Authorities say that they plan to force Saddam to climb to the top step of the ladder. Then, someone will kick the ladder out from under his feet, and Saddam will reach the end of his rope, where he will hang until dead.
Lynn Chu, a professional hangman, says, "They say 'until dead' because if the rope doesn't break the condemned man's neck, it will choke him to death--eventually."
Although Saddam is expected to be dead by New Year's Day and he has been sentenced to be hung, several influential individuals are pressing for the dictator to be killed by firing squad, electrocution, or gas chamber. However, Fahhad Omalahaddad Baghdadda, a spokesman for the Iraqi government, such as it is, was adamant that Saddam would be hung, saying, "Iraq prefers that the pig be hung, and hung he shall be."
The execution will take place in a public forum. Tickets are being printed for sale, the cheapest of which will cost $1,500 (U. S. dollars), and the most expensive of which will cost $5,500. "It may seem high," Baghdadda said, "but it's really a bargain. Spectators will see the bastard dictator and killer of Kurds twist at the end of his rope, thrashing and kicking. He is a strong, healthy man and a good dancer. He will most likely put on quite a show."
Guests who witness Saddam's execution will include President George W. Bush, his wife Laura, and their twin daughters Barbara and Jenna. "I've waited a long time to see this," the president divulged, "and so has Laura." The first family intends to bring a picnic lunch and make a day of it. "Afterward, we may attend the autopsy," the president said, "to see whether he had a heart or, for that matter, a brain."
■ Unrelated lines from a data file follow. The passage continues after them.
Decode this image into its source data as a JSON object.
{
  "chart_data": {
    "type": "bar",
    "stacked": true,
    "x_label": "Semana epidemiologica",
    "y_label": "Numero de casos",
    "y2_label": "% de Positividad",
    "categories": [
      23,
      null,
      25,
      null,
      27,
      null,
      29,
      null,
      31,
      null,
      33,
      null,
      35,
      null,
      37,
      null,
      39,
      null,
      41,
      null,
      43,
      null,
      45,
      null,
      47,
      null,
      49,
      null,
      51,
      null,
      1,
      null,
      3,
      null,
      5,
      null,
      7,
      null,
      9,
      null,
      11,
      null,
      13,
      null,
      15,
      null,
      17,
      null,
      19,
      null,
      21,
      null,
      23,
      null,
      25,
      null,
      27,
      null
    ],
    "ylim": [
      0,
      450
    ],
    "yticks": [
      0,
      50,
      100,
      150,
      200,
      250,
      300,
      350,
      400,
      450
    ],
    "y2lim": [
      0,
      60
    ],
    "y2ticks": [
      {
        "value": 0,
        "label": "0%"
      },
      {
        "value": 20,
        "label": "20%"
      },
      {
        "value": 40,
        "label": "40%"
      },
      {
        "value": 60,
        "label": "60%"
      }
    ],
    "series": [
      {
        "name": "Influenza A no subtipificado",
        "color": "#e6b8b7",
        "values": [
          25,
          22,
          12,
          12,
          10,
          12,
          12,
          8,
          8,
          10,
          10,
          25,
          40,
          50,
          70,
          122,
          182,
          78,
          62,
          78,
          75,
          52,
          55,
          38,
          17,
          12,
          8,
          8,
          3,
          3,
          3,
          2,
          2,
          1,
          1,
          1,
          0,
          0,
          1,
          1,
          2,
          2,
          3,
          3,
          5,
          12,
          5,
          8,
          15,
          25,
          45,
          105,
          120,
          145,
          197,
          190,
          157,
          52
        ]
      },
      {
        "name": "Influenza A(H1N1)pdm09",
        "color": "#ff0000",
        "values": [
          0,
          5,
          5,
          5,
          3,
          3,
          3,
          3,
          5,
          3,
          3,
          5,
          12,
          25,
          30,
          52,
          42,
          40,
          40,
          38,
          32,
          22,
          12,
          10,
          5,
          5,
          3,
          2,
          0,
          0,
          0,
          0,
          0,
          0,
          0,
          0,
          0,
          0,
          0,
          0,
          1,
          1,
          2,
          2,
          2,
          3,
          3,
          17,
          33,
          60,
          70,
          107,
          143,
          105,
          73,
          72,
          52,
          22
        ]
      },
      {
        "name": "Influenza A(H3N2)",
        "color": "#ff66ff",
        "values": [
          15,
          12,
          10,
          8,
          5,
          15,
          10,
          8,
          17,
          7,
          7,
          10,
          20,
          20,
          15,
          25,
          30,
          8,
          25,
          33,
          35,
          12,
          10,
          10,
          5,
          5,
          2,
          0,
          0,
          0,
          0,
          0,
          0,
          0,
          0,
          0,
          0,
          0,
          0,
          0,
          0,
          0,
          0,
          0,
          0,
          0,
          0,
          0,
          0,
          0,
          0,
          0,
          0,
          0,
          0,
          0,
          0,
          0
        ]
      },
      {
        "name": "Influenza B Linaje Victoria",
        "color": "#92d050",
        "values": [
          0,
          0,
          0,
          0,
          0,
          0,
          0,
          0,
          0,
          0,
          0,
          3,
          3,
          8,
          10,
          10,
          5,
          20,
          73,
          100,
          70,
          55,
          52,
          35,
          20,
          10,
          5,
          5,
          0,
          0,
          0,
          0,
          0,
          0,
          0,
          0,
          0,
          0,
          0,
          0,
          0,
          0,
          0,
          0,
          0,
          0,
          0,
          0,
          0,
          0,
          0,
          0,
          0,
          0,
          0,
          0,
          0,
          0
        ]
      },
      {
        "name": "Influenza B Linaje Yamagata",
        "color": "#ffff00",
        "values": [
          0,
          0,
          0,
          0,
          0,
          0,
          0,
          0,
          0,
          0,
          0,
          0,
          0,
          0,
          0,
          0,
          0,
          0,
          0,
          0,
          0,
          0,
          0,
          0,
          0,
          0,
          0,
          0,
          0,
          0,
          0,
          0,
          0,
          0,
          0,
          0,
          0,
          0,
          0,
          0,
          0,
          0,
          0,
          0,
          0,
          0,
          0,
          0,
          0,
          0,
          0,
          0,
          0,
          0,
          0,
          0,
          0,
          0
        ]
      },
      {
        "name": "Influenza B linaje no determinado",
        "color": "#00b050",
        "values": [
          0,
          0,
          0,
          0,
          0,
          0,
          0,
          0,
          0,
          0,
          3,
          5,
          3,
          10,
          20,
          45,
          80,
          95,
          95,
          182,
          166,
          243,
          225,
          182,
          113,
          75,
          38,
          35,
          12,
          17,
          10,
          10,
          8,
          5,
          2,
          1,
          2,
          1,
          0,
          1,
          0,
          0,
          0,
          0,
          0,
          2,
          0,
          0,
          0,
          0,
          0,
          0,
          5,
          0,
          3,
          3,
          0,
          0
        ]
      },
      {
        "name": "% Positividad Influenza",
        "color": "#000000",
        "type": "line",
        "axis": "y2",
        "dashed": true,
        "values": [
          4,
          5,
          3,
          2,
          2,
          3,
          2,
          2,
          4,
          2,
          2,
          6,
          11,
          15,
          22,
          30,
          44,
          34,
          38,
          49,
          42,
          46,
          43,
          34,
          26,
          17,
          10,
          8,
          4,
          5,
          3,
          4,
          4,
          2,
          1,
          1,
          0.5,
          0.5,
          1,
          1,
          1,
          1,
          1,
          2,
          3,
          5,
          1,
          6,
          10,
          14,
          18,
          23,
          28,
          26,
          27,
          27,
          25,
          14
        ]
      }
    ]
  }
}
"I could have bought a blue dress like the one Monica Lewisnki wore during her visits with Bill Clinton," Jenna said, "but I'd rather see Saddam jerk and thrash as he chokes to death." She'll ask for her money back, she said, if the drop breaks Saddam's neck. "I'm paying a lot of money to see the dictator meet his maker, who, I believe will be Jehovah, not Allah, and I want to see some pain and suffering."
Barbara added, "I get to keep his teeth, tongue, and eyes, which should make nice souvenirs."
Saddam's only comment was, "Death to them all, the bastards. Iraq is my country. I built palaces, palaces and mosques, and I developed graceyards, thousands of them, many unmarked. I built this country, andit belongs to me. I will kill Wikipedia before I die."